就労支援の制度の説明で適切なのはどれか。
- ⑴ 就労定着支援の対象は就労してから6 か月経過した者である。就労定着支援は、一般就労してから6か月を経過した方が対象です。それまでは就労移行支援事業所などが定着の支援を担います。
- ⑵ ストレスチェックで高ストレス者に該当した者を対象とする。ストレスチェックで高ストレスと判定された方は、医師による面接指導の対象です。障害者を対象とする就労支援制度の利用要件ではありません。
- ⑶ 障害者雇用率には障害者手帳を所持しない難病患者が含まれる。障害者雇用率の算定は障害者手帳の所持が前提です。手帳のない難病の方は、支援の対象にはなっても雇用率には算入されません。

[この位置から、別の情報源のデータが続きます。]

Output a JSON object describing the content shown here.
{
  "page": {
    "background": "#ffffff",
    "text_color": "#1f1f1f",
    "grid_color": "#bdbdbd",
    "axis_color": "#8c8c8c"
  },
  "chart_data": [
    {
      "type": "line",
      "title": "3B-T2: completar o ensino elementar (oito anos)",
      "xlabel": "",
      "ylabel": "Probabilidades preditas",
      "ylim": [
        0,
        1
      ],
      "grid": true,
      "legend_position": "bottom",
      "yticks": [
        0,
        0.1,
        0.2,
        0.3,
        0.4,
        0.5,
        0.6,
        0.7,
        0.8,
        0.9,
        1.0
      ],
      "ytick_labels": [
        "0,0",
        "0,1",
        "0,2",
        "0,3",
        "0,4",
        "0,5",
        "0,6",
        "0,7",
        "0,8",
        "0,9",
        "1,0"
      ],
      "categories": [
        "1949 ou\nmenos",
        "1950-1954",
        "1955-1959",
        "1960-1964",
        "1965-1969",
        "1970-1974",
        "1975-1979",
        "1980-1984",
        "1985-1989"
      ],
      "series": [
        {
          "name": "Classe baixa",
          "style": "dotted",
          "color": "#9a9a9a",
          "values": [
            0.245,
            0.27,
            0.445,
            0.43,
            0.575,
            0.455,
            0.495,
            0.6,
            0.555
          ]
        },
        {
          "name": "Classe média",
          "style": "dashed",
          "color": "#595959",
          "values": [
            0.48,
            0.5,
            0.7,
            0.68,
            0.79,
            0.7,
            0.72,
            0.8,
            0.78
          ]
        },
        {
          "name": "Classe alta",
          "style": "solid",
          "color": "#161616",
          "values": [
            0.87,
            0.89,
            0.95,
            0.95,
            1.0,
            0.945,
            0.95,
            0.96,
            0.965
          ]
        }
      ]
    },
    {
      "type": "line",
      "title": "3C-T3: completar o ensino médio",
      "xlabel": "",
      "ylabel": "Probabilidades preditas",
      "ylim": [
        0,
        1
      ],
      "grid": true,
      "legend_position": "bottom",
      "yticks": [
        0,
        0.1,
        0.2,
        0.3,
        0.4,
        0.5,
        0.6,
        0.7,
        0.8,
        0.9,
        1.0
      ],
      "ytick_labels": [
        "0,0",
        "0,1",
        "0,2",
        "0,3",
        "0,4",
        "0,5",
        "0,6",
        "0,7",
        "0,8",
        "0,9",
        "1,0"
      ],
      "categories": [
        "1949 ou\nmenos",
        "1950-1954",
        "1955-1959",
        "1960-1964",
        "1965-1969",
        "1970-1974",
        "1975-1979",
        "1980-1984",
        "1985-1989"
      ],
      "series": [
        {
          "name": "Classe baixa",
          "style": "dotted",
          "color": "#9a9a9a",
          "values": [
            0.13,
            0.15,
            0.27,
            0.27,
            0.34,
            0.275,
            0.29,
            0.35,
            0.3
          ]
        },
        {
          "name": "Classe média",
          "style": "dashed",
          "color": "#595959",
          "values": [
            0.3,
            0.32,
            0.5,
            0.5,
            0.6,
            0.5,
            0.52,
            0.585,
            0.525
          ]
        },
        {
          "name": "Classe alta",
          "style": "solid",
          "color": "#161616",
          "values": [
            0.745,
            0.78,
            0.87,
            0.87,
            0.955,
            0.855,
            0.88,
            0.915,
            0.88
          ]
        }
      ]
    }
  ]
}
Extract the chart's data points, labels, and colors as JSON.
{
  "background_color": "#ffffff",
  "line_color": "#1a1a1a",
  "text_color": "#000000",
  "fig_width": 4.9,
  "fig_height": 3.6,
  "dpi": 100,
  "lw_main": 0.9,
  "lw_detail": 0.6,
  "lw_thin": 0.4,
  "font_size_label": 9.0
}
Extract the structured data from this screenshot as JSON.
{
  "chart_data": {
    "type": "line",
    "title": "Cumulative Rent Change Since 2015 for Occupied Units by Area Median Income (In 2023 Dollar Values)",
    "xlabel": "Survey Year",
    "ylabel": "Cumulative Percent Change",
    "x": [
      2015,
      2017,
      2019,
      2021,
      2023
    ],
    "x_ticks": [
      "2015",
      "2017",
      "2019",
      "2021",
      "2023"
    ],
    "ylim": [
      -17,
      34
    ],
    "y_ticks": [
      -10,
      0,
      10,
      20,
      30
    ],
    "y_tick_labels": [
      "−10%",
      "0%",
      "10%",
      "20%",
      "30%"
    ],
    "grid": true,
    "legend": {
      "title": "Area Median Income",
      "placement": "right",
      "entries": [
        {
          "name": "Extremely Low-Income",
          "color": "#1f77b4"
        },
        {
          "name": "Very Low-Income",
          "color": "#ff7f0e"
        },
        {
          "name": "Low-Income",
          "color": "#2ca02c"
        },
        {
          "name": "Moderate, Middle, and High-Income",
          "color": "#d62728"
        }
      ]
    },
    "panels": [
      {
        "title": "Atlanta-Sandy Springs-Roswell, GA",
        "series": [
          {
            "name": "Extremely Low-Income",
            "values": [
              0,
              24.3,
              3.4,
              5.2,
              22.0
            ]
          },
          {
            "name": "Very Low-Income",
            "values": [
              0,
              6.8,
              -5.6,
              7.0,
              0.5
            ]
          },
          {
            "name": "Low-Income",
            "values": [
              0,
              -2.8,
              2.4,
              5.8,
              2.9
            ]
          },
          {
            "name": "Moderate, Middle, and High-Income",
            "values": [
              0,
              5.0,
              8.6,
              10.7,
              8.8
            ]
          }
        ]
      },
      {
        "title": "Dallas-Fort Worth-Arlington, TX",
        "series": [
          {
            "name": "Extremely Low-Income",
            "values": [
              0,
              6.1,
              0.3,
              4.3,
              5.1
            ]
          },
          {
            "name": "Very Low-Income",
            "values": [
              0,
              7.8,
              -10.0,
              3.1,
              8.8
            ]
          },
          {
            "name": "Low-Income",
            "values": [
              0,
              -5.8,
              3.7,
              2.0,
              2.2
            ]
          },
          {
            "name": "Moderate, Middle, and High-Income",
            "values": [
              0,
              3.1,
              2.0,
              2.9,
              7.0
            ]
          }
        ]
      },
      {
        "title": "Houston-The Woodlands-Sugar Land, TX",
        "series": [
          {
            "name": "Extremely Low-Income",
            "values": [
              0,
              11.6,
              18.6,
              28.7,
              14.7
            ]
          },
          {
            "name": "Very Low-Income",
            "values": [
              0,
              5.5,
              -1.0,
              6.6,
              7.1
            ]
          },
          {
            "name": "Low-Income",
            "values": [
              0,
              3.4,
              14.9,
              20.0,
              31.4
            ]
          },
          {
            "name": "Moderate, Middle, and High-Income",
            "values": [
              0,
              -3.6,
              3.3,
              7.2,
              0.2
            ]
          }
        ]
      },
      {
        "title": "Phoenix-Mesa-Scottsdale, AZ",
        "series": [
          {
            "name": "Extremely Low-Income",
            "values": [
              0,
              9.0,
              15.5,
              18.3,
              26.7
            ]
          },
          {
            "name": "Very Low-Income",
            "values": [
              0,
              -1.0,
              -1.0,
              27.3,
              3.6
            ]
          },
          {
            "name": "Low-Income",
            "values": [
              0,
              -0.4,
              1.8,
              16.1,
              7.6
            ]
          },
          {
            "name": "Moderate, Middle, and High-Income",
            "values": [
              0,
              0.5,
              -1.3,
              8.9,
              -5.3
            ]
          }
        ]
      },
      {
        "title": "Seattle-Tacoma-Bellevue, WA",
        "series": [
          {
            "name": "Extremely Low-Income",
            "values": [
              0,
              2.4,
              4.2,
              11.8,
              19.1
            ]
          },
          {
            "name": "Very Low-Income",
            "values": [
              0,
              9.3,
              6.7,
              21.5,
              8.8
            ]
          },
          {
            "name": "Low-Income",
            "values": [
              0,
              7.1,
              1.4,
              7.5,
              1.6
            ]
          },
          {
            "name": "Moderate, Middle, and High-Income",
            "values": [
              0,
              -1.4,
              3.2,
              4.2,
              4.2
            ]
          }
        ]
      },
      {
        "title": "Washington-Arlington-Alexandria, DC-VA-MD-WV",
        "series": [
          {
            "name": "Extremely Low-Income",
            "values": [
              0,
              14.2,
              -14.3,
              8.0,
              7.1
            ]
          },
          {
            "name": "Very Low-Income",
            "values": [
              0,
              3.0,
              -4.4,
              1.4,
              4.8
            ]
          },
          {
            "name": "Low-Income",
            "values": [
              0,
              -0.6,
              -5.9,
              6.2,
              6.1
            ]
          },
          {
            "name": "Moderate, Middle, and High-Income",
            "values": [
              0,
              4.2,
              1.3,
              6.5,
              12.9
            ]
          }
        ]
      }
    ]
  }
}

- ⑷ 作業療法士が企業訪問した場合は訪問リハビリテーションで算定する。訪問リハビリテーションは居宅を訪問して行うものです。作業療法士が職場を訪問して助言する行為をこの区分で算定することはできません。
- ⑸ 両立支援コーディネーターは支援対象者の代理として関係者と交渉を行う。両立支援コーディネーターは本人と主治医、事業者の間の情報を整理して調整する立場です。本人の代理として交渉する権限はありません。
解説
正解は⑴です。就労定着支援は障害者総合支援法にもとづく訓練等給付の一つで、就労移行支援などを利用して一般就労した方が、就労から6か月を経過した時点から利用できます。就職して間もない時期は移行支援事業所などが支援を担い、その後の職場定着を引き継ぐ位置づけだからです。ほかの4つは、ストレスチェックの高ストレス者が医師の面接指導の対象であること、障害者雇用率の算定が手帳の所持を前提とすること、企業訪問が訪問リハビリテーションの算定対象外であること、両立支援コーディネーターが代理交渉を行わないことから誤りです。